Paris Shore

I’ve always been super attracted to the Ex-Pats, boozing their blurry-eyed way through Paris in the 1920s. Falling into gutters and falling into beds. Being so so serious about this art thing and passing the salt and pepper to Gertrude Stein.

While listening to, yes listening to, Paula McLain’s bit of historical fiction The Paris Wife, I had a thought that I’ve never had in a decade and a half of consuming Hemingway, Fitzgerald, and the like. It went like this: Why, these people are idiot ego-maniac twenty-somethings with no pause button on the old immediate gratification trigger.

This understanding doesn’t make this story, told mostly from the perspective of Hadley Richardson, Ernest’s first wife, any less delicious. I mean, I lap up a modern version of this bad behavior every week on “Jersey Shore.”
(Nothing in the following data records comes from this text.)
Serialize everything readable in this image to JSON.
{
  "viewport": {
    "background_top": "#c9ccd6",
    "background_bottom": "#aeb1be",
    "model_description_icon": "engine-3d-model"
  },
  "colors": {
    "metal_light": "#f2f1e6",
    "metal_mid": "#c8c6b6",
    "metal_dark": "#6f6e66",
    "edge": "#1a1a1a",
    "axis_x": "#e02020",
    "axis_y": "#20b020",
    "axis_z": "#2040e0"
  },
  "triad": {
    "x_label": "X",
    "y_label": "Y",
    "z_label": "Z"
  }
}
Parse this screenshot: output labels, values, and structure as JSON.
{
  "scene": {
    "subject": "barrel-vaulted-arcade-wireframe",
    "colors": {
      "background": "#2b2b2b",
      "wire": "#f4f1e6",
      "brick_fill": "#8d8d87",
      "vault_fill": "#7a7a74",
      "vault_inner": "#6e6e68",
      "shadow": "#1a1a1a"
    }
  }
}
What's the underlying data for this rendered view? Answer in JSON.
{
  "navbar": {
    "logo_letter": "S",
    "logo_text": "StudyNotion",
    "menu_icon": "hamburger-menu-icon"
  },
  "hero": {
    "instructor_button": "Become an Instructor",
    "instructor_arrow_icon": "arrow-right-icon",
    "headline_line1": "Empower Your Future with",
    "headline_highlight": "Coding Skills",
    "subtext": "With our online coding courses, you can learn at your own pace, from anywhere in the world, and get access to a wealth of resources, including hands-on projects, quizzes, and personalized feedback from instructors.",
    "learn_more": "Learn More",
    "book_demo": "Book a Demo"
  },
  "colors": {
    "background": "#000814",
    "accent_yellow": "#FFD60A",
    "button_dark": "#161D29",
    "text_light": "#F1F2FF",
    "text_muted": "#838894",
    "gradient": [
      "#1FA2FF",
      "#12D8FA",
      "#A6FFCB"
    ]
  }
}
The story covers the Hadley-Ernest combo meal from first glances to the final phone call long after they have divorced. In between there is travel, a baby, and Hemingway’s first bursts of literary fame including the writing of The Sun Also Rises, which was taken right from the couple’s travels, although curiously omits any mention of Hadley, real or disguised. You get front row seats for the integration of the other woman, Pauline Pfeiffer, who worked her way into their daily life well into the affair, riding bikes with Hadley — who knew the score — and nooners with Ernest. She becomes his second of four wives.

It’s the stuff of A Moveable Feast, but from the sideline camera of a woman who is “just the wife.”

My goodness McLain does this well. She has captured the voices and brain waves of these characters in such a convincing way it was easy to forget the “fiction” label. The shifts in perspective to consider Hemingway’s struggles are a nice contrast. They are the ideas of a romantic who just can’t help himself. He’s torn between the woman he believes is his other half, and this sassy minx in smart coats who works in fashion.

Meanwhile, the scenes including F. Scott and Zelda are like all-star comedy disaster cameos. I missed this story when it was gone.